In May, the Mexican government introduced initiatives to support the hotel, restaurant, and leisure sectors and launched a campaign to promote top Mexican destinations. Their efforts were by all accounts successful—today, Mexico is a top global destination that drew 41.4 million international visitors in 2018.
Regardless of the outcome of the coronavirus outbreak, history shows the panic will subside, and the travel industry will recover. In fact, the coronavirus recovery is expected to be even more immediate—perhaps the fastest in history.
Consider China, where travel rates are already soaring as panic subsides. According to a statement from Chinese travel company Tongcheng-Elong Holdings Ltd., domestic flight bookings have risen a whopping 230% during the last week of February compared to the week before.
Similarly, hotel bookings in that same week rose 40%. The company predicts that 90% of hotels will be operating again in major Chinese cities by the end of the month.
Tourism rates across the rest of the world will likely follow China’s lead.
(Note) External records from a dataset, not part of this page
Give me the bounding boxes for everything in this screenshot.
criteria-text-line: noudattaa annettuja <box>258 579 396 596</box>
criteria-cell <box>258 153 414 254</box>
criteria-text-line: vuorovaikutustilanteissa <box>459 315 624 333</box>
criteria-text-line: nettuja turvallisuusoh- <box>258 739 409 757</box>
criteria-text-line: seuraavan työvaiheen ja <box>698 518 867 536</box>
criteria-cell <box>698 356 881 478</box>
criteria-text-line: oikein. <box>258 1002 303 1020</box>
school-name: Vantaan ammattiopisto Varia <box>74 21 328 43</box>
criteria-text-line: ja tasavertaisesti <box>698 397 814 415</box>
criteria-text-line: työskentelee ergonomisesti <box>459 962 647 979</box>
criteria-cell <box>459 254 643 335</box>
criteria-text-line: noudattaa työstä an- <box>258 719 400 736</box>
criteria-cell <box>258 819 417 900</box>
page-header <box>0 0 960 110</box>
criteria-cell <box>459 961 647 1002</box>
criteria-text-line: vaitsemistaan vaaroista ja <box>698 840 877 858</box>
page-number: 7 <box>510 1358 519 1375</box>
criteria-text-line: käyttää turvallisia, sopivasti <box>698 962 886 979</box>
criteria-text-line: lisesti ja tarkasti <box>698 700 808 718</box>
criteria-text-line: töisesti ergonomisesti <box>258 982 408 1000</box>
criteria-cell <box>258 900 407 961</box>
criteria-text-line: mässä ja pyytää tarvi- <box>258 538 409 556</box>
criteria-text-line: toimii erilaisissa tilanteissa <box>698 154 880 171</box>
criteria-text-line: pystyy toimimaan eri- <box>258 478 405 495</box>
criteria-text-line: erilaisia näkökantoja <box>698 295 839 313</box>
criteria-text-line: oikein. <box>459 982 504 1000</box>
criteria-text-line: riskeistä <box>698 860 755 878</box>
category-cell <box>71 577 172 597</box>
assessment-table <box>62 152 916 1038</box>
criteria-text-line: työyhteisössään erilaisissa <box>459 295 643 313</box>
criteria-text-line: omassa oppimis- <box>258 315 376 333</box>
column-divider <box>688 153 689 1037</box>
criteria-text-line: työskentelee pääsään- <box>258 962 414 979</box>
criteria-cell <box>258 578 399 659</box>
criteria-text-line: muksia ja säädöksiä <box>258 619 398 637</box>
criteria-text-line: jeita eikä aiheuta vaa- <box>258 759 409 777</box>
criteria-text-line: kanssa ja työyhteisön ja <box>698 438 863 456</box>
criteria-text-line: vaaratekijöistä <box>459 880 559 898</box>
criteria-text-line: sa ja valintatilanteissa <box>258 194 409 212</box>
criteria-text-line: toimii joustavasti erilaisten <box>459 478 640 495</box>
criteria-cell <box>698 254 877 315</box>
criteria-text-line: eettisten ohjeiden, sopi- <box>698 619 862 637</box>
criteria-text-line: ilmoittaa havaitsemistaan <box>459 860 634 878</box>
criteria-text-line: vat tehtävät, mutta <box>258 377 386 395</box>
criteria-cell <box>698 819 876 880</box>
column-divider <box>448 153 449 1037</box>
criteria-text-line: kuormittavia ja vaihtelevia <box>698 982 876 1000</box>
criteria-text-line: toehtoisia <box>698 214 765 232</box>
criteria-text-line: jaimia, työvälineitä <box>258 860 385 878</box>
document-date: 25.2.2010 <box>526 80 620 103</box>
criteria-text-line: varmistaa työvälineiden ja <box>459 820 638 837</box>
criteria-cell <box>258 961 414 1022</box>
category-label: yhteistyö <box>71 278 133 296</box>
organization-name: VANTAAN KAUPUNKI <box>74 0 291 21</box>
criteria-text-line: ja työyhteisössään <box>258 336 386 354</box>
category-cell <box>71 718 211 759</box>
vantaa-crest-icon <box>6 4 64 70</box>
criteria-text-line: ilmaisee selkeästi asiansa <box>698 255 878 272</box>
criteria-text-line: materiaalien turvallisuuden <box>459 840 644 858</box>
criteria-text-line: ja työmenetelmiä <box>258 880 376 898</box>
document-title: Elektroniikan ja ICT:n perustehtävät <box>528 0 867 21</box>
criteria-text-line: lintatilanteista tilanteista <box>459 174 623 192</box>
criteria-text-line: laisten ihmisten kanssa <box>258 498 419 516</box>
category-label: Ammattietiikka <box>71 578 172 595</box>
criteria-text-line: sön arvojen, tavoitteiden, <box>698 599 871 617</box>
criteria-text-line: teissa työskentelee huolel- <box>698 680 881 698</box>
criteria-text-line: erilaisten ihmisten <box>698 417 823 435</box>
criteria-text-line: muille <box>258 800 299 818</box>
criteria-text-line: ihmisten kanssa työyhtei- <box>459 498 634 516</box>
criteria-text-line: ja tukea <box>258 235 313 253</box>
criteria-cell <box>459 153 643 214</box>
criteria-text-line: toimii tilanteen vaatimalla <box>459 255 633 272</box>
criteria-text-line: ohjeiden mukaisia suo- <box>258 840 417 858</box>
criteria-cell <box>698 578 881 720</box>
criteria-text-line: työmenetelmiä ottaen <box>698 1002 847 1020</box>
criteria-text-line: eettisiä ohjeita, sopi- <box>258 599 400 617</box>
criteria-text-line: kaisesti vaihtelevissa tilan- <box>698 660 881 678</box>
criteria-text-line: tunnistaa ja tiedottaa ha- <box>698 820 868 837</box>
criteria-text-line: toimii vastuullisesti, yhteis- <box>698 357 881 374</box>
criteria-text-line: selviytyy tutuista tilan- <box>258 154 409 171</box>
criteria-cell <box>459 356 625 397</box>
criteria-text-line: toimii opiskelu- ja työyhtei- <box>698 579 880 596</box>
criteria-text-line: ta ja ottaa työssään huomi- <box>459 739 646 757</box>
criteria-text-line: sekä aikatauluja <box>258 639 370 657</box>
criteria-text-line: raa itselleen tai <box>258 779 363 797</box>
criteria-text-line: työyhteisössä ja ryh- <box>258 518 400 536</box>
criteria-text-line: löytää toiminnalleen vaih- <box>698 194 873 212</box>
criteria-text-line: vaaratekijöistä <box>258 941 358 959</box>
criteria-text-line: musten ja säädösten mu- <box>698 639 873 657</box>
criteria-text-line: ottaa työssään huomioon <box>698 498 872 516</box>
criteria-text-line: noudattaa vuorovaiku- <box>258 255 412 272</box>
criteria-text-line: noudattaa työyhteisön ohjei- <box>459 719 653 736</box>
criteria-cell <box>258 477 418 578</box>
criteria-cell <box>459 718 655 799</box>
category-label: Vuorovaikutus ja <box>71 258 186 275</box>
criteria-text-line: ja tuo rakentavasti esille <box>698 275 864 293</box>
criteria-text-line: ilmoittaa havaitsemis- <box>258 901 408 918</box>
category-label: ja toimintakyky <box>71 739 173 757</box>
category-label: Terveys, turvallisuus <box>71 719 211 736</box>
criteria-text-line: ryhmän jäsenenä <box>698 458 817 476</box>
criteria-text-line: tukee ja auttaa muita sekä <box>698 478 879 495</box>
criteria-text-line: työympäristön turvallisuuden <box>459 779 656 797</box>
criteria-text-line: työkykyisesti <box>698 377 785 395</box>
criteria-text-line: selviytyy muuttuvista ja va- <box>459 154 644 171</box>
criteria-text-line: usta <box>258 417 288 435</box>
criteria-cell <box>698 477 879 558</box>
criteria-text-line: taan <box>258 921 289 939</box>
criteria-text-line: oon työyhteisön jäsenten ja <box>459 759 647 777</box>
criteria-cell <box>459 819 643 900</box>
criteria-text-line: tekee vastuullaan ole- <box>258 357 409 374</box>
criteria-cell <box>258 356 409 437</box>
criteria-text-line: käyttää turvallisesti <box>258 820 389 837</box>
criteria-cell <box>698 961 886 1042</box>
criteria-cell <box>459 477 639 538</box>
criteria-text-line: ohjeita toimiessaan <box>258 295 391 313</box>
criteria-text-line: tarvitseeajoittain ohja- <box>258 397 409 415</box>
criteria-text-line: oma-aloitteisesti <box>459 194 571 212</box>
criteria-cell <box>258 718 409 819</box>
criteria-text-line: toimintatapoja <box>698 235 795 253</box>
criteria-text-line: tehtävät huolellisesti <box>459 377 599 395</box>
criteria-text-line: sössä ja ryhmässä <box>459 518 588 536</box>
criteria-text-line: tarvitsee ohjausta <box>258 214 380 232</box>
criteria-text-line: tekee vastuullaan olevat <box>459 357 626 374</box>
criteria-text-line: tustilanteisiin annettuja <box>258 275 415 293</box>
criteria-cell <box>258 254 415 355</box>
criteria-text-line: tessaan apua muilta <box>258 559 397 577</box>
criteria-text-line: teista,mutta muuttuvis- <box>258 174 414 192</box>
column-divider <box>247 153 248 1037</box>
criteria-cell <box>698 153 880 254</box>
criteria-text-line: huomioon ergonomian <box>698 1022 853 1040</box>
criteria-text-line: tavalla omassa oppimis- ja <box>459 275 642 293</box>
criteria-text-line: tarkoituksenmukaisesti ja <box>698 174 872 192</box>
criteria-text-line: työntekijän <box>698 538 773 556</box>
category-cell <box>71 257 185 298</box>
As research from the WTTC shows, the global travel and tourism sector is stronger than ever.
According to their 2019 report, the industry’s average recovery time after a crisis dropped from 26 months in 2001 to 10 months in 2018. In addition, average recovery times for natural disasters and disease outbreaks have dropped to averages of 16.2 months and 19.4 months, respectively.
This chart shows the effect of past global crises and the resilience of the travel industry:
And it’s not just the travel industry that is likely to make a quick bounceback from the coronavirus outbreak.
This chart shows how quickly the stock market has rebounded during previous times of financial crisis:
With history as our guide, we believe the recovery of the travel industry and the world economy as a whole after the coronavirus pandemic could be the fastest in history.